Federally conducted and supported health care programs must collect data on race, ethnicity, sex, primary language, and disability status. A population is considered a health disparity population if there is a significant disparity in disease incidence, prevalence, morbidity, mortality, or survival rates or in quality, outcomes, cost, use of health services, or satisfaction with health services compared to the general population. Health plans and health providers are then required, albeit with federal financial assistance, to address these disparities.

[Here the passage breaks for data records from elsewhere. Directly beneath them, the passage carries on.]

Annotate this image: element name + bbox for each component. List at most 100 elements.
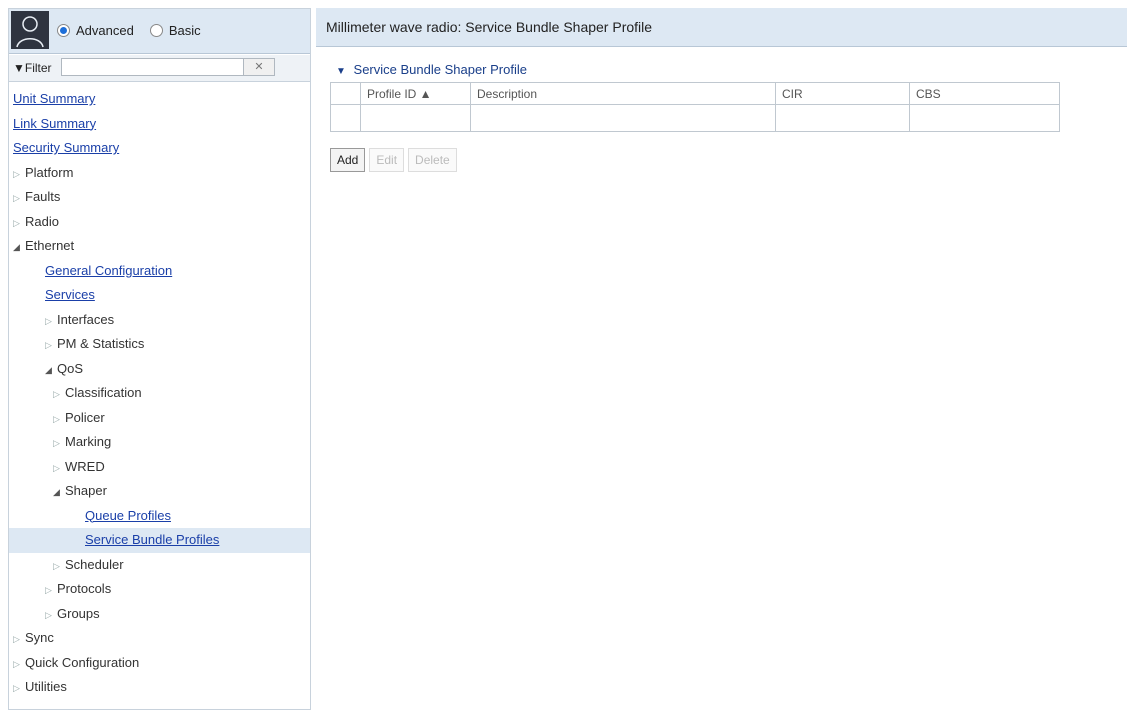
tree-item-faults[interactable]: ▷ Faults [9, 185, 310, 210]
navigation-tree: Unit Summary Link Summary Security Summary… [9, 87, 310, 700]
table-header-row: Profile ID ▲ Description CIR CBS [330, 82, 1060, 105]
tree-item-label: Queue Profiles [85, 507, 171, 523]
tree-item-label: Service Bundle Profiles [85, 532, 220, 547]
tree-item-label: Radio [25, 213, 59, 229]
table-cell [360, 104, 471, 132]
tree-item-security-summary[interactable]: Security Summary [9, 136, 310, 161]
tree-item-interfaces[interactable]: ▷ Interfaces [9, 308, 310, 333]
tree-item-platform[interactable]: ▷ Platform [9, 161, 310, 186]
table-row[interactable] [330, 104, 1060, 132]
collapsed-arrow-icon[interactable]: ▷ [13, 652, 23, 677]
column-header-description[interactable]: Description [470, 82, 776, 105]
tree-item-label: WRED [65, 458, 105, 474]
tree-item-policer[interactable]: ▷ Policer [9, 406, 310, 431]
tree-item-label: Marking [65, 434, 112, 449]
table-actions: Add Edit Delete [330, 148, 457, 172]
collapsed-arrow-icon[interactable]: ▷ [45, 309, 55, 334]
tree-item-queue-profiles[interactable]: Queue Profiles [9, 504, 310, 529]
tree-item-protocols[interactable]: ▷ Protocols [9, 577, 310, 602]
collapsed-arrow-icon[interactable]: ▷ [45, 603, 55, 628]
tree-item-shaper[interactable]: ◢ Shaper [9, 479, 310, 504]
sidebar-header: Advanced Basic [9, 9, 310, 54]
section-header[interactable]: ▼ Service Bundle Shaper Profile [336, 62, 527, 77]
collapsed-arrow-icon[interactable]: ▷ [53, 554, 63, 579]
basic-radio[interactable] [149, 24, 163, 37]
tree-item-label: Faults [25, 189, 61, 204]
filter-bar: ▼Filter ✕ [9, 55, 310, 82]
basic-radio-label[interactable]: Basic [169, 23, 201, 38]
tree-item-label: Services [45, 287, 95, 302]
collapse-triangle-icon: ▼ [336, 66, 346, 77]
navigation-sidebar: Advanced Basic ▼Filter ✕ Unit Summary Lin… [8, 8, 311, 710]
collapsed-arrow-icon[interactable]: ▷ [13, 627, 23, 652]
tree-item-marking[interactable]: ▷ Marking [9, 430, 310, 455]
collapsed-arrow-icon[interactable]: ▷ [53, 407, 63, 432]
table-cell [909, 104, 1060, 132]
tree-item-label: Utilities [25, 679, 67, 694]
tree-item-radio[interactable]: ▷ Radio [9, 210, 310, 235]
collapsed-arrow-icon[interactable]: ▷ [53, 382, 63, 407]
delete-button[interactable]: Delete [408, 148, 457, 172]
tree-item-label: Groups [57, 605, 100, 621]
mode-toggle: Advanced Basic [57, 23, 211, 38]
tree-item-classification[interactable]: ▷ Classification [9, 381, 310, 406]
tree-item-wred[interactable]: ▷ WRED [9, 455, 310, 480]
collapsed-arrow-icon[interactable]: ▷ [45, 578, 55, 603]
collapsed-arrow-icon[interactable]: ▷ [53, 456, 63, 481]
tree-item-qos[interactable]: ◢ QoS [9, 357, 310, 382]
tree-item-label: Sync [25, 630, 54, 645]
tree-item-utilities[interactable]: ▷ Utilities [9, 675, 310, 700]
clear-filter-icon[interactable]: ✕ [243, 58, 275, 76]
tree-item-label: Link Summary [13, 115, 97, 131]
expanded-arrow-icon[interactable]: ◢ [13, 235, 23, 260]
tree-item-label: Classification [65, 385, 142, 400]
expanded-arrow-icon[interactable]: ◢ [45, 358, 55, 383]
user-icon[interactable] [11, 11, 49, 49]
tree-item-label: Interfaces [57, 311, 115, 327]
collapsed-arrow-icon[interactable]: ▷ [13, 211, 23, 236]
table-cell [470, 104, 776, 132]
column-header-profile-id[interactable]: Profile ID ▲ [360, 82, 471, 105]
tree-item-label: Shaper [65, 483, 107, 498]
tree-item-sync[interactable]: ▷ Sync [9, 626, 310, 651]
table-cell [775, 104, 910, 132]
advanced-radio-label[interactable]: Advanced [76, 23, 134, 38]
expanded-arrow-icon[interactable]: ◢ [53, 480, 63, 505]
tree-item-ethernet[interactable]: ◢ Ethernet [9, 234, 310, 259]
column-header-cbs[interactable]: CBS [909, 82, 1060, 105]
tree-item-label: Quick Configuration [25, 654, 140, 670]
edit-button[interactable]: Edit [369, 148, 405, 172]
tree-item-label: Platform [25, 164, 74, 180]
tree-item-label: General Configuration [45, 262, 173, 278]
column-header-cir[interactable]: CIR [775, 82, 910, 105]
tree-item-label: Unit Summary [13, 91, 96, 106]
advanced-radio[interactable] [57, 24, 70, 37]
collapsed-arrow-icon[interactable]: ▷ [13, 676, 23, 701]
tree-item-label: Ethernet [25, 238, 75, 253]
filter-input[interactable] [61, 58, 245, 76]
profiles-table: Profile ID ▲ Description CIR CBS [330, 82, 1060, 132]
tree-item-scheduler[interactable]: ▷ Scheduler [9, 553, 310, 578]
tree-item-label: Security Summary [13, 140, 120, 155]
collapsed-arrow-icon[interactable]: ▷ [53, 431, 63, 456]
tree-item-label: PM & Statistics [57, 336, 145, 351]
tree-item-label: Protocols [57, 581, 112, 596]
tree-item-general-configuration[interactable]: General Configuration [9, 259, 310, 284]
filter-label[interactable]: ▼Filter [13, 61, 52, 75]
collapsed-arrow-icon[interactable]: ▷ [13, 186, 23, 211]
tree-item-label: QoS [57, 360, 84, 376]
add-button[interactable]: Add [330, 148, 366, 172]
tree-item-label: Scheduler [65, 556, 124, 572]
collapsed-arrow-icon[interactable]: ▷ [13, 162, 23, 187]
tree-item-unit-summary[interactable]: Unit Summary [9, 87, 310, 112]
section-title: Service Bundle Shaper Profile [353, 62, 527, 77]
tree-item-pm-statistics[interactable]: ▷ PM & Statistics [9, 332, 310, 357]
tree-item-services[interactable]: Services [9, 283, 310, 308]
tree-item-service-bundle-profiles[interactable]: Service Bundle Profiles [9, 528, 310, 553]
tree-item-link-summary[interactable]: Link Summary [9, 112, 310, 137]
tree-item-quick-configuration[interactable]: ▷ Quick Configuration [9, 651, 310, 676]
tree-item-groups[interactable]: ▷ Groups [9, 602, 310, 627]
table-cell [330, 104, 361, 132]
tree-item-label: Policer [65, 409, 105, 425]
collapsed-arrow-icon[interactable]: ▷ [45, 333, 55, 358]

Health plans in the health insurance exchanges are to conduct public education activities, including those that are culturally and linguistically appropriate for the needs of the population to be served. Federal grants will be available to promote shared decision-making between patients and professionals including trade-offs among treatment options, patient preferences, and patient values.

Conclusion

While many disagree about the appropriate role of the federal government in health care, the individual mandate, and the financial impact of taxes and fees, people with ADHD and related and co-occurring disorders should directly benefit from health reform. Individuals who have faced discrimination and lack of insurance coverage because of their disability would benefit from health reform. While issues of affordability continue to be confusing and controversial, health reform makes the most significant progress toward universally affordable and appropriate health insurance in generations.